Definirsi femminista oggi significa affrontare una sfida, perché questo termine porta con sé un’eredità complessa e troppo spesso fraintesa. Troppo spesso, infatti, questa parola viene percepita come sinonimo di antagonismo nei confronti degli uomini, quando in realtà il suo significato autentico è ben più profondo e inclusivo. Eppure, anche tra coloro che si riconoscono in questo movimento, esistono divergenze di opinione, perché la lotta per l’uguaglianza non è ancora un percorso lineare né uniforme.
Forse dovremmo fermarci tuttə a riflettere su cosa rende uniche le donne. Interrogarci su questi aspetti ci permetterebbe di costruire un’identità femminile collettiva, capace di andare oltre le percezioni individuali e di affrontare, con maggiore consapevolezza, i pregiudizi che ancora persistono e che non appartengono solo ad alcuni uomini; pregiudizi antifemminili esistono non solo in alcuni uomini ma anche in tante donne.

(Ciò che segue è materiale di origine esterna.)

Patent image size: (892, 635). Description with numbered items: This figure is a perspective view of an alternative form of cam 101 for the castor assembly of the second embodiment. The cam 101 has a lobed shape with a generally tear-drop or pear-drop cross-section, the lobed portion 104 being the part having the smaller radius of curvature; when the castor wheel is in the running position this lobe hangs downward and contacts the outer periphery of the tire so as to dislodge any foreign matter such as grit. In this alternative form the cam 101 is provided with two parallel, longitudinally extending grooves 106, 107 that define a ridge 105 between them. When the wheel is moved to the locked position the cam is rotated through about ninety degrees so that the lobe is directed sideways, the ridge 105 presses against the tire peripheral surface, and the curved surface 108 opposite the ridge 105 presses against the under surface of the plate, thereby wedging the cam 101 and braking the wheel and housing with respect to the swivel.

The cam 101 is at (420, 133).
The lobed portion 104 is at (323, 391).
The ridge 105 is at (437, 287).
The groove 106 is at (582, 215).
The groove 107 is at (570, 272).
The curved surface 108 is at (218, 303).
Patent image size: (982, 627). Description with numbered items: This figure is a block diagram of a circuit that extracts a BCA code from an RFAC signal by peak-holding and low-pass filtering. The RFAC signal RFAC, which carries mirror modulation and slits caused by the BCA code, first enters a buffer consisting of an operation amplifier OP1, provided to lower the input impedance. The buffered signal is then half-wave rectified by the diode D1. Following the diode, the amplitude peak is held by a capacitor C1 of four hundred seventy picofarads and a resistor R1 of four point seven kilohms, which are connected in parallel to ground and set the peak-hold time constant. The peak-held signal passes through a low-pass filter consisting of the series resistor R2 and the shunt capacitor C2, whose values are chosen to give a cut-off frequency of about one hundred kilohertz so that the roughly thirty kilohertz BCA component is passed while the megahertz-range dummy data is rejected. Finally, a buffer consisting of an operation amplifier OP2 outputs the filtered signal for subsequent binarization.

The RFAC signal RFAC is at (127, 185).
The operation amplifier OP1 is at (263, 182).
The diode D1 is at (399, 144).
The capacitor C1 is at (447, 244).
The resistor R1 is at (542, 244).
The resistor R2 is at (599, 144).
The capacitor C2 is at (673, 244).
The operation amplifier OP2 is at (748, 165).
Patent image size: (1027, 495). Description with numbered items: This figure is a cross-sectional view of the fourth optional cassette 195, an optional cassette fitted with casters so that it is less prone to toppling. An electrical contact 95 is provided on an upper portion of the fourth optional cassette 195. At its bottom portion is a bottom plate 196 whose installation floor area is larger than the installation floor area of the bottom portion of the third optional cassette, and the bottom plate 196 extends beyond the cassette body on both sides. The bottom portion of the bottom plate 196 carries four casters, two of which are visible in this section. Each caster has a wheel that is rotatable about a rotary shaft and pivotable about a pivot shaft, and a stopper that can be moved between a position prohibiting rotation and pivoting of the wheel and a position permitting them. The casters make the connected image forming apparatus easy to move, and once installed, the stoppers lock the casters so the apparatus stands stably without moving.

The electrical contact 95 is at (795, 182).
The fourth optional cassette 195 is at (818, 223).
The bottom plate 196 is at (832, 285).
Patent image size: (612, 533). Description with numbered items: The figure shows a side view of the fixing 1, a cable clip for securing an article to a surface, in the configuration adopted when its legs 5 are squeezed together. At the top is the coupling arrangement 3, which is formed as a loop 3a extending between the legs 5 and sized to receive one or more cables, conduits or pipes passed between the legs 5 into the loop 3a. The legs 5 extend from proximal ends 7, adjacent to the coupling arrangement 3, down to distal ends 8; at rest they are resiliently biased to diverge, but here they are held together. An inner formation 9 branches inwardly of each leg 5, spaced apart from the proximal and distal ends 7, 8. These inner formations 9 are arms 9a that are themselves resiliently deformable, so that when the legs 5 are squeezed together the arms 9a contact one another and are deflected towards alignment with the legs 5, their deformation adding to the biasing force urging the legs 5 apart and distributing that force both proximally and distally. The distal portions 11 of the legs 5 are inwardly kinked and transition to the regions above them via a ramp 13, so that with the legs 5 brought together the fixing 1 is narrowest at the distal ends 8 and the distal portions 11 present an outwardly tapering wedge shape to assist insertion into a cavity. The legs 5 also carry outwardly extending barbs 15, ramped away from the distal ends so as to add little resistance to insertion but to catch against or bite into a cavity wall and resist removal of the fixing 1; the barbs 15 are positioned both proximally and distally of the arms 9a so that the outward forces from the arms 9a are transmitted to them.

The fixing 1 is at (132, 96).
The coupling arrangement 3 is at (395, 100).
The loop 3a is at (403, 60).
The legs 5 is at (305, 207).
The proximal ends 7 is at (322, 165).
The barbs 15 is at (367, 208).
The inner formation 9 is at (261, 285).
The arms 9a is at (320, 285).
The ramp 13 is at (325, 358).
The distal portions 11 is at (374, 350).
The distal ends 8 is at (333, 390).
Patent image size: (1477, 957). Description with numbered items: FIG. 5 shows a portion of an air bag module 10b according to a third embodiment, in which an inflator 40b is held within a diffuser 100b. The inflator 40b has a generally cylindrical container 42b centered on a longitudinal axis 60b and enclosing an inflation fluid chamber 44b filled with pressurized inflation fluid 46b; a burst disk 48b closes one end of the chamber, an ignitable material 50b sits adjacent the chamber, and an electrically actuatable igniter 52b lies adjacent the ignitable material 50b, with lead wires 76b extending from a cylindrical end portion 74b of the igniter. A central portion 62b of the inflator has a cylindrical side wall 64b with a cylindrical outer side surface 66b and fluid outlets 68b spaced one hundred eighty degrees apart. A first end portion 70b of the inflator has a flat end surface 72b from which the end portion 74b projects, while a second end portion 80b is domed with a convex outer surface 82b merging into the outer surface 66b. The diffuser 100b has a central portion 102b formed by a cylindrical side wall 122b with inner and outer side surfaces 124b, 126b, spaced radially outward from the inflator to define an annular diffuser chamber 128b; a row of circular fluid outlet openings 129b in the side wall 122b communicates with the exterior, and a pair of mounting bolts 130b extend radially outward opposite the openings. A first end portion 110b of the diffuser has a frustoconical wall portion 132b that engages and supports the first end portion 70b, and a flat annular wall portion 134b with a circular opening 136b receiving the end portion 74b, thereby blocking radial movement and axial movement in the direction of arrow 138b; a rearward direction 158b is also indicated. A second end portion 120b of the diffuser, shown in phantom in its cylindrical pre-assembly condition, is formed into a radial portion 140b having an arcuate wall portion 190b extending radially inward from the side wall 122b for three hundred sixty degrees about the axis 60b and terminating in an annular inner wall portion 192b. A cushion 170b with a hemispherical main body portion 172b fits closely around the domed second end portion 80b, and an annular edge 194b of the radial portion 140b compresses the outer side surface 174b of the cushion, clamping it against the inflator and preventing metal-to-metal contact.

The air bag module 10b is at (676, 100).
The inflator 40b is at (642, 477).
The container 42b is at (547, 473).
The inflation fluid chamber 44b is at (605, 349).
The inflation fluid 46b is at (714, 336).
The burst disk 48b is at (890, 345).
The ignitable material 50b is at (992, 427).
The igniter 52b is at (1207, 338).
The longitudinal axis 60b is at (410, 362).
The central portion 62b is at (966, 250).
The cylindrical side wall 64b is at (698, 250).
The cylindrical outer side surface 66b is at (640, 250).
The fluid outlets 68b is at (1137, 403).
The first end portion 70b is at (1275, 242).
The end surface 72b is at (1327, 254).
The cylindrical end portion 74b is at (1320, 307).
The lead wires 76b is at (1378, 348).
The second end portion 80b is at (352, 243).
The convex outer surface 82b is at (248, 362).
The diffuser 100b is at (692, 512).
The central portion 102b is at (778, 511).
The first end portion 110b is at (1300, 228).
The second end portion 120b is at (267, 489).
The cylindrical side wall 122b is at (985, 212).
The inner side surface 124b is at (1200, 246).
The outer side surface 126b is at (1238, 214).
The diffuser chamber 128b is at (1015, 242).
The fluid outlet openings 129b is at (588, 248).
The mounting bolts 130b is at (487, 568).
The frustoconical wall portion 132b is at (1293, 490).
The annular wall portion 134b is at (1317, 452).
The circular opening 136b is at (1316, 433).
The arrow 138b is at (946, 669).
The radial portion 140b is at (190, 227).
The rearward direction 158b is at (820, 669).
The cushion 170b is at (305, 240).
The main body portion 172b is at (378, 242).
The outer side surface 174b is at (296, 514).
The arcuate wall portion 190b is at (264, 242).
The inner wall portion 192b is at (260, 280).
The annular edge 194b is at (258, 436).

L’evoluzione più grande, però, sarebbe riuscire a superare la logica della contrapposizione e dell’antagonismo e trasformare la diversità in una risorsa preziosa, anziché in un terreno di scontro. Non più una battaglia ma una proposta di cambiamento che abbracci le differenze, senza giudizi né preconcetti, aprendoci finalmente a una nuova forma di equilibrio e di società.